Fui no seu encalço até av Borges de Melo, ele estacionou o carro frente a uma casa humilde em uma rua pouco movimentada próxima a ferrovia. Desceu do carro aborrecido e, batendo a porta, chamou alguém que estava no interior de uma casa que aparentava ter somente um cômodo e talvez um banheiro. Um senhor de idade apareceu na porta e ambos entraram, mas o motorista não permaneceu mais que vinte minutos. Quando ele foi embora eu desci do carro para investigar de quem se tratava. Na casinha morava o pai do motorista, Sr. José da Silva. Ele tinha mais uma filha, que não morava com ele e segundo a vizinha se dera bem na vida e sumiu do bairro, a filha se chamava Sabrina!

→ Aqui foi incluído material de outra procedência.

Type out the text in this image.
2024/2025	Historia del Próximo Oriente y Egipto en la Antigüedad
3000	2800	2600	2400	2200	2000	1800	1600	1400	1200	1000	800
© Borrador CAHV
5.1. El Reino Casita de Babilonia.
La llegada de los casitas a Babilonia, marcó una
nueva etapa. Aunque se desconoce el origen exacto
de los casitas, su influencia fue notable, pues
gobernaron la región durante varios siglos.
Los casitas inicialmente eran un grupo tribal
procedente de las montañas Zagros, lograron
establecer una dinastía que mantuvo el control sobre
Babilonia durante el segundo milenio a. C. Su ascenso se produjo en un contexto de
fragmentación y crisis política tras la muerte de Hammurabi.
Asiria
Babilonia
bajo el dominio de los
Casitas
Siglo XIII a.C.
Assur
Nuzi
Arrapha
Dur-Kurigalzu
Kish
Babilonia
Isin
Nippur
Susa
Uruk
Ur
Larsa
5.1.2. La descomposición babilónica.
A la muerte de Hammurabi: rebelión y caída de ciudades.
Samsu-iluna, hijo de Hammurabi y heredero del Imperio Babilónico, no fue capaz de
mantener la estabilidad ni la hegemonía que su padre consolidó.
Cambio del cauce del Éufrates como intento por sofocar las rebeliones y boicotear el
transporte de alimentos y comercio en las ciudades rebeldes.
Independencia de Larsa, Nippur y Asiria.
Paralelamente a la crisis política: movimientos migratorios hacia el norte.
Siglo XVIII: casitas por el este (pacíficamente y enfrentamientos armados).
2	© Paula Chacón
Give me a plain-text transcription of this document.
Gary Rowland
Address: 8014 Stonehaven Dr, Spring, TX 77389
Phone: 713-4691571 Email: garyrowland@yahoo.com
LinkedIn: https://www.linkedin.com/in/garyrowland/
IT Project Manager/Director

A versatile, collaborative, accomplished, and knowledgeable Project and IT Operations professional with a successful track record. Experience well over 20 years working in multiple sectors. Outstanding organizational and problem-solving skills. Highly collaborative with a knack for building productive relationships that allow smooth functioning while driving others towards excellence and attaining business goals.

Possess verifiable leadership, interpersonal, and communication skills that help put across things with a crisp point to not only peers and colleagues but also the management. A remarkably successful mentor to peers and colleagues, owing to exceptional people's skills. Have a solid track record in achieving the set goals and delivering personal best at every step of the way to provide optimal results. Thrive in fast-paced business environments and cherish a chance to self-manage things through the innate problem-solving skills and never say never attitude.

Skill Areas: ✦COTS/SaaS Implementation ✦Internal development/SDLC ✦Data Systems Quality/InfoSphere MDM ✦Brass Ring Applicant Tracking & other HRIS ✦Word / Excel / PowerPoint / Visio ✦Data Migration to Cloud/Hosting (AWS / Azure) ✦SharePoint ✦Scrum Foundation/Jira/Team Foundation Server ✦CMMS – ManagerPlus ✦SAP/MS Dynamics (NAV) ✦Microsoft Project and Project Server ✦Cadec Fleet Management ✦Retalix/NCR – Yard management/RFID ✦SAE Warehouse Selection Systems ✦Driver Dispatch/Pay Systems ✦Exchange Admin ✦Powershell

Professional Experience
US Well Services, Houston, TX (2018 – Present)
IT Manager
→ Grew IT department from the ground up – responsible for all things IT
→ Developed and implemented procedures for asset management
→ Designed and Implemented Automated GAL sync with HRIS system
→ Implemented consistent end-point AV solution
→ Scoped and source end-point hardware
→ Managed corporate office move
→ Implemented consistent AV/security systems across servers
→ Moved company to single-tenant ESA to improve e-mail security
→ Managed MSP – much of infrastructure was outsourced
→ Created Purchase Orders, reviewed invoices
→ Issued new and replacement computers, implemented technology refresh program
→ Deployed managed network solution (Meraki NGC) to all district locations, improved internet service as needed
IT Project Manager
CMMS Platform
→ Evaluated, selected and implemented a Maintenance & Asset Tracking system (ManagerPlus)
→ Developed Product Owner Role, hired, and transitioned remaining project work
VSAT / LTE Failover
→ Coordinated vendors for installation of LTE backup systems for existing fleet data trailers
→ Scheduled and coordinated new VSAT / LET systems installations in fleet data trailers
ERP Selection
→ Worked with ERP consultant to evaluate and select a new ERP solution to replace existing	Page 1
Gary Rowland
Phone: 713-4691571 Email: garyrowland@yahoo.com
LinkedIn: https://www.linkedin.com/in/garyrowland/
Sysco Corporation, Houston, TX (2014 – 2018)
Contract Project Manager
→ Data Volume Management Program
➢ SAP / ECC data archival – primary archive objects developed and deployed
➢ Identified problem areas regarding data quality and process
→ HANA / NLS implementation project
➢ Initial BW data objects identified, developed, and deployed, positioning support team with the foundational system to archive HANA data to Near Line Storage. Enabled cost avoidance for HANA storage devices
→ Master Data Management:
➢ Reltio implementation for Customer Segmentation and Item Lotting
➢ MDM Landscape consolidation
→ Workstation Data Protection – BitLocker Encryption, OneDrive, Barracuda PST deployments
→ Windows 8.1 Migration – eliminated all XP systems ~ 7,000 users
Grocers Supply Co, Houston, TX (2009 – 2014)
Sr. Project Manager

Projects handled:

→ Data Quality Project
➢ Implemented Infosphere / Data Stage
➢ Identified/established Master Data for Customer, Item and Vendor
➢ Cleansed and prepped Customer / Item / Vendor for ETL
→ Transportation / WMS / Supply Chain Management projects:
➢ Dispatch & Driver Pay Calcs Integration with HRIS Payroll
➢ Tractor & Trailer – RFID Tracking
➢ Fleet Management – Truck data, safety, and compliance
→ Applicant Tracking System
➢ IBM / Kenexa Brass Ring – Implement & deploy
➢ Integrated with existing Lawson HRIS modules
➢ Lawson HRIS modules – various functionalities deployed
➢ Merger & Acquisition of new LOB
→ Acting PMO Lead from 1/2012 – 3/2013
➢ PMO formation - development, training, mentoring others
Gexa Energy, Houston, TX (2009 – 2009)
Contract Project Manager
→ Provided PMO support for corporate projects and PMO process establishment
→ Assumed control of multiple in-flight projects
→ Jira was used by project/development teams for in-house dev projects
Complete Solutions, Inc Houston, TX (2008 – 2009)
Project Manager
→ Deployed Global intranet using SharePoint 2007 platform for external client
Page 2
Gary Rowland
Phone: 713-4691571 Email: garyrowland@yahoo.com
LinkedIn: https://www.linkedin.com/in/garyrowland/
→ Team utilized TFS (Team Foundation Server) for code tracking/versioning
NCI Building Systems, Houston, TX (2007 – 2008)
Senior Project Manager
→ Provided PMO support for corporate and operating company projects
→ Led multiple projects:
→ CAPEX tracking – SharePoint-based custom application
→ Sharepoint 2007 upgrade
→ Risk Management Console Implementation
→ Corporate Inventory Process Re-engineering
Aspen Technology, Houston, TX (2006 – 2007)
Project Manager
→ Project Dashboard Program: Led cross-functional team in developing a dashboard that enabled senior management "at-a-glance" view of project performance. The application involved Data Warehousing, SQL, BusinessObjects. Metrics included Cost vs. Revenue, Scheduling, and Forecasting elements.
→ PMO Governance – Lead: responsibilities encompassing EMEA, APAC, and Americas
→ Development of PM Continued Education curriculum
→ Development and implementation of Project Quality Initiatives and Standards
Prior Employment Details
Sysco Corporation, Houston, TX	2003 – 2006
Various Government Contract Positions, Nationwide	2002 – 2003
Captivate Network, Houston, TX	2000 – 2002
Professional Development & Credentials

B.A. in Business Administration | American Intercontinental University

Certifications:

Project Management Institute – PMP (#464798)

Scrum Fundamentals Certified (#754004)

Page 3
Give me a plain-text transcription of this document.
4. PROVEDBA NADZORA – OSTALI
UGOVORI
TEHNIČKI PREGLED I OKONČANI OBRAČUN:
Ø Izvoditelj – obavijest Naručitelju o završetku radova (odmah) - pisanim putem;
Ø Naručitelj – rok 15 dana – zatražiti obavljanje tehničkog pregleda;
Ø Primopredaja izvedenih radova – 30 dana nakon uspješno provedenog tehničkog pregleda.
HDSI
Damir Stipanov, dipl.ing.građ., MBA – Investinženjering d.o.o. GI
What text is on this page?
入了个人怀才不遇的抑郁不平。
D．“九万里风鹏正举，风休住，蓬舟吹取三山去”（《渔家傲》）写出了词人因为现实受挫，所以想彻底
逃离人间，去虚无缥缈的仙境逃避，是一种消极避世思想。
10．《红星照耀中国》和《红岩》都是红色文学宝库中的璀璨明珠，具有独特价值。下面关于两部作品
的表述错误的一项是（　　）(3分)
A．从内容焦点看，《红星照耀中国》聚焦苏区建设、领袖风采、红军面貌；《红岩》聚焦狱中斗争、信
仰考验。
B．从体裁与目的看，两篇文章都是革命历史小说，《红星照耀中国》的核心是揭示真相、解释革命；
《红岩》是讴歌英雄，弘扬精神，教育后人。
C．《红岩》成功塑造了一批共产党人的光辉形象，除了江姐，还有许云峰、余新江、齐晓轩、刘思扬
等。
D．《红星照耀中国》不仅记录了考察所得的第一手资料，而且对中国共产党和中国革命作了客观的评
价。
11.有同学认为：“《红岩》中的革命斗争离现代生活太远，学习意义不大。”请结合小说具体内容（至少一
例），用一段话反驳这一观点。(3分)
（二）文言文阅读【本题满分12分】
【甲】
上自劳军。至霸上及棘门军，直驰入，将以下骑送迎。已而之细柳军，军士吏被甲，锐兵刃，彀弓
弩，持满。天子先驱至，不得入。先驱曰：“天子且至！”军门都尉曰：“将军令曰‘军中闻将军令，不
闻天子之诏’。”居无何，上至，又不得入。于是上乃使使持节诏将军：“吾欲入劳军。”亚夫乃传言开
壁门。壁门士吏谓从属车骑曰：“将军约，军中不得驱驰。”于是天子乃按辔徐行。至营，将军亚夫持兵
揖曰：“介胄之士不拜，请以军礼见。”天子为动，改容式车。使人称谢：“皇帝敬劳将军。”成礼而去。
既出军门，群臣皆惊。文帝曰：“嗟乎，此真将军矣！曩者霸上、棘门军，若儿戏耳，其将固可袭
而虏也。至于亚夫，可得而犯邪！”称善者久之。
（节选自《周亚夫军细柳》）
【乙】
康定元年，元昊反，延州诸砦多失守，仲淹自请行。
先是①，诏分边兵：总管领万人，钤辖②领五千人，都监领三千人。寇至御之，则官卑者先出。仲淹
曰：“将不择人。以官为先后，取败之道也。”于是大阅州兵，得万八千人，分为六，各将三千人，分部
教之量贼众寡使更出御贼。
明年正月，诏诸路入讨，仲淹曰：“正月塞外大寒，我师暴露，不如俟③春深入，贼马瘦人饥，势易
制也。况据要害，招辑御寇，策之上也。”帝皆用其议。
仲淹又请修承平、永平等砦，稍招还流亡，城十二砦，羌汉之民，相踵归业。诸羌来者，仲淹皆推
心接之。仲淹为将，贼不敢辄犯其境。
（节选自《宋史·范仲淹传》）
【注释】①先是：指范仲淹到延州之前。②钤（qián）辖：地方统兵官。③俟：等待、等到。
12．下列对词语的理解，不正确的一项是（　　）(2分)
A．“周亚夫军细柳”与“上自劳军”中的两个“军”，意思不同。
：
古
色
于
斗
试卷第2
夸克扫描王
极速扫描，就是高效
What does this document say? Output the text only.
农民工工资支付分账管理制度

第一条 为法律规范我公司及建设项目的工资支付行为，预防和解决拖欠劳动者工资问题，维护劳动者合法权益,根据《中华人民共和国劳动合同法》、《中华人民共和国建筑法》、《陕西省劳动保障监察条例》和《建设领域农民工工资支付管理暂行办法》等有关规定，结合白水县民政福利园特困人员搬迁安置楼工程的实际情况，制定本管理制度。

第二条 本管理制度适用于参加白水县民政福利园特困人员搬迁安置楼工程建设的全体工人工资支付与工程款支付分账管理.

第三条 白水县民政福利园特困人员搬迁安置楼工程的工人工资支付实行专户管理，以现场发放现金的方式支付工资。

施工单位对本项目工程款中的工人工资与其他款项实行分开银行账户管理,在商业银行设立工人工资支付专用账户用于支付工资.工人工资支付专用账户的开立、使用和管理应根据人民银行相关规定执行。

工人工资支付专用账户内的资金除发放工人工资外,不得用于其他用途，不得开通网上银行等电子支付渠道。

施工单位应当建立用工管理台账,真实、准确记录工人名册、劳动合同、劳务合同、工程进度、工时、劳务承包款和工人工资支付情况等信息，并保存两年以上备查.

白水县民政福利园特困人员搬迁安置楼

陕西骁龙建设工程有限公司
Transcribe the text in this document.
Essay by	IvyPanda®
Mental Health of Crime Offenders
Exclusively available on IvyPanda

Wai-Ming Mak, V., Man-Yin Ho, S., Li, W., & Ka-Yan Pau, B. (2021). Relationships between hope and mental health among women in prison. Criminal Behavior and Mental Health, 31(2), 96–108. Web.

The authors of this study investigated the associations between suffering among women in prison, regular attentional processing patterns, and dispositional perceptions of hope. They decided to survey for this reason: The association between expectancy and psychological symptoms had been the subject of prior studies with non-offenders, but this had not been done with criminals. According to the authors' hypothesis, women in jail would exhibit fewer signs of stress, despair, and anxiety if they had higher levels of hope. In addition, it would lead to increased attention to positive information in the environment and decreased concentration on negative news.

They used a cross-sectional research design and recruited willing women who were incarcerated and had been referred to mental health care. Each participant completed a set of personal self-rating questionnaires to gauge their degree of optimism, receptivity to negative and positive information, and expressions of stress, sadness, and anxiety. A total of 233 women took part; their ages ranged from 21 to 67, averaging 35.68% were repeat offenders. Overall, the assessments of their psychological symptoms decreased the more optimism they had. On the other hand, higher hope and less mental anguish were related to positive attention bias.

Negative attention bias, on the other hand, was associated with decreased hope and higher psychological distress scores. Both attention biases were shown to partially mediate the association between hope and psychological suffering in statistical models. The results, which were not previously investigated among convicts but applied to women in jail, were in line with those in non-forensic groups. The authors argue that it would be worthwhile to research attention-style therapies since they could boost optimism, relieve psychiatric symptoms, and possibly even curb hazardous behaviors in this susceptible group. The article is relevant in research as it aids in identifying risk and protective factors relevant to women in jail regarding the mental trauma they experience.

Conjeturando o qual devia ter sido o plano de Sabrina Yossi e seu irmão, retornei à residência dela. Juntando as peças do quebra-cabeça, Sabrina e seu irmão Orlando planejaram o assassinato de Yossi Filho para herdar a fortuna do milionário, mas nos seus planos provavelmente a senhora Maria de Lourdes apareceu por acaso. Para elucidar os detalhes que me escapavam apresentei-me sem delongas e pressionei os irmãos assassinos afirmando ter provas concretas do crime que cometeram.

Embora ambos se mostrassem desesperados diante das acusações, afirmaram inocência. Segundo Sabrina, Yossi conhecia sua origem humilde e ao apaixonar-se por ela tirou-a da pobreza e ajudava o irmão e o pai de maneira discreta, pois não queria que seu círculo de amizade descobrisse o passado pobre de Sabrina. Ela realmente não sabia que o marido tinha um relacionamento homossexual, mas imaginava que fosse traída, pois ele viajava muito e a traição não seria de se espantar. A discussão dos dois devia-se a que o irmão já não achava necessário manter o pai na mesma casinha pobre depois que Yossi morreu. Por mais que eu quisesse ter solucionado o caso neste momento, os olhos deles mostravam que diziam a verdade.

Voltei para o carro sentindo-me completamente sem chão. Depois de rodar um pouco pela cidade tentando organizar os últimos acontecimentos na minha cabeça, entrei no Café La Habanera perto a praia de Iracema e peguei o Diário do Nordeste para ler. Na coluna social uma foto exibia o empresário do ano: Ildebrando Fonseca, o único concorrente de Yossi Filho na indústria de sapatos de couro no Ceará. As investigações sobre o caso Yossi recomeçaram.